How Your Septic System Works
Septic systems are underground wastewater treatment structures, commonly used in rural areas without centralized sewer systems. They use a combination of nature and proven technology to treat wastewater from household plumbing produced by bathrooms, kitchen drains, and laundry.
A typical septic system consists of a septic tank and a drainfield, or soil absorption field.
The septic tank digests organic matter and separates floatable matter (e.g., oils and grease) and solids from the wastewater. Soil-based systems discharge the liquid (known as effluent) from the septic tank into a series of perforated pipes buried in a leach field, chambers, or other special units designed to slowly release the effluent into the soil.

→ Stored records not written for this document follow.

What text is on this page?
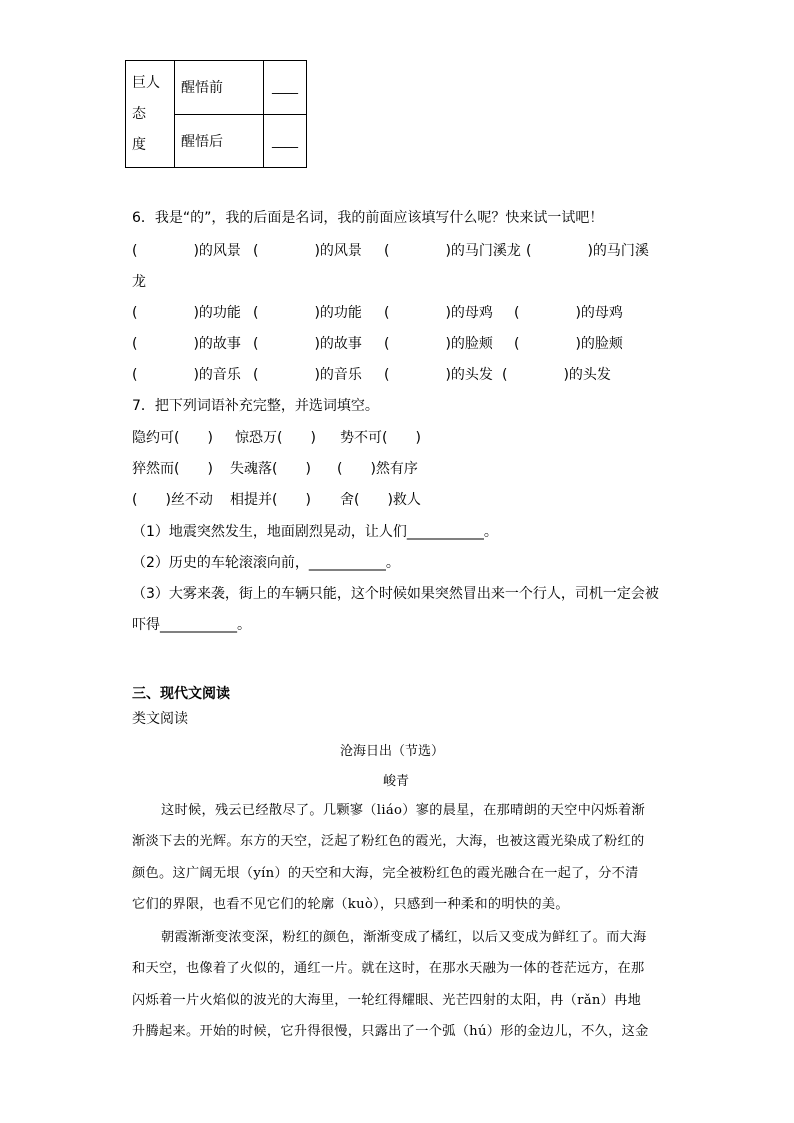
巨人
态
度	醒悟前	____
	醒悟后	____
6．我是“的”，我的后面是名词，我的前面应该填写什么呢？快来试一试吧！
(　　　　)的风景 (　　　　)的风景 (　　　　)的马门溪龙 (　　　　)的马门溪
龙
(　　　　)的功能 (　　　　)的功能 (　　　　)的母鸡 (　　　　)的母鸡
(　　　　)的故事 (　　　　)的故事 (　　　　)的脸颊 (　　　　)的脸颊
(　　　　)的音乐 (　　　　)的音乐 (　　　　)的头发 (　　　　)的头发
7．把下列词语补充完整，并选词填空。
隐约可(　　) 惊恐万(　　) 势不可(　　)
猝然而(　　) 失魂落(　　) (　　)然有序
(　　)丝不动 相提并(　　) 舍(　　)救人
（1）地震突然发生，地面剧烈晃动，让人们___________。
（2）历史的车轮滚滚向前，___________。
（3）大雾来袭，街上的车辆只能，这个时候如果突然冒出来一个行人，司机一定会被
吓得___________。
三、现代文阅读
类文阅读
沧海日出（节选）
峻青
这时候，残云已经散尽了。几颗寥（liáo）寥的晨星，在那晴朗的天空中闪烁着渐
渐淡下去的光辉。东方的天空，泛起了粉红色的霞光，大海，也被这霞光染成了粉红的
颜色。这广阔无垠（yín）的天空和大海，完全被粉红色的霞光融合在一起了，分不清
它们的界限，也看不见它们的轮廓（kuò），只感到一种柔和的明快的美。
朝霞渐渐变浓变深，粉红的颜色，渐渐变成了橘红，以后又变成为鲜红了。而大海
和天空，也像着了火似的，通红一片。就在这时，在那水天融为一体的苍茫远方，在那
闪烁着一片火焰似的波光的大海里，一轮红得耀眼、光芒四射的太阳，冉（rǎn）冉地
升腾起来。开始的时候，它升得很慢，只露出了一个弧（hú）形的金边儿，不久，这金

Alternative systems use pumps or gravity to help septic tank effluent trickle through sand, organic matter (e.g., peat and sawdust), constructed wetlands, or other media to remove or neutralize pollutants like disease-causing pathogens, nitrogen, phosphorus, and other contaminants. Some alternative systems are designed to evaporate wastewater or disinfect it before it is discharged to the soil
A decentralized wastewater treatment system consisting of a septic tank and a trench or bed subsurface wastewater infiltration system (drainfield). A conventional septic system is typically installed at a single-family home or small business.
The gravel/stone drainfield is a design that has existed for decades. The name refers to the construction of the drainfield. With this design, effluent is piped from the septic tank to a shallow underground trench of stone or gravel. A geofabric or similar material is then placed on top of the trench so sand, dirt, and other contaminants do not enter the clean stone.
Effluent filters through the stone and is then further treated by microbes once it reaches the soil below the gravel/stone trench.
Gravel/stone systems are relatively large in overall footprint and may not be suitable for all residential sites or conditions.
How to Maintain Your Septic System
You can make sure your septic system lasts longer by making sure to never flush tampons, paper towels, baby wipes, or really any foreign objects that cannot break down easily in your septic system.
Use a garbage disposal, if you have one, to help break down any food that will clog the pipes. Make sure you never put grease down the sink, as that can clog up the septic tank.
Find a laundry detergent that’s safe for septic systems as well.
Small amounts of bleach are okay to have in your septic tank, but never flush medication, anti-freeze or harmful chemicals, as they damage the bacteria in your septic system which creates issues down the road.
If you have a sump pump, make sure that it is not hooked up to the septic system. Sump pumps put too much water into the septic system which can have adverse effects on how it breaks down the waste.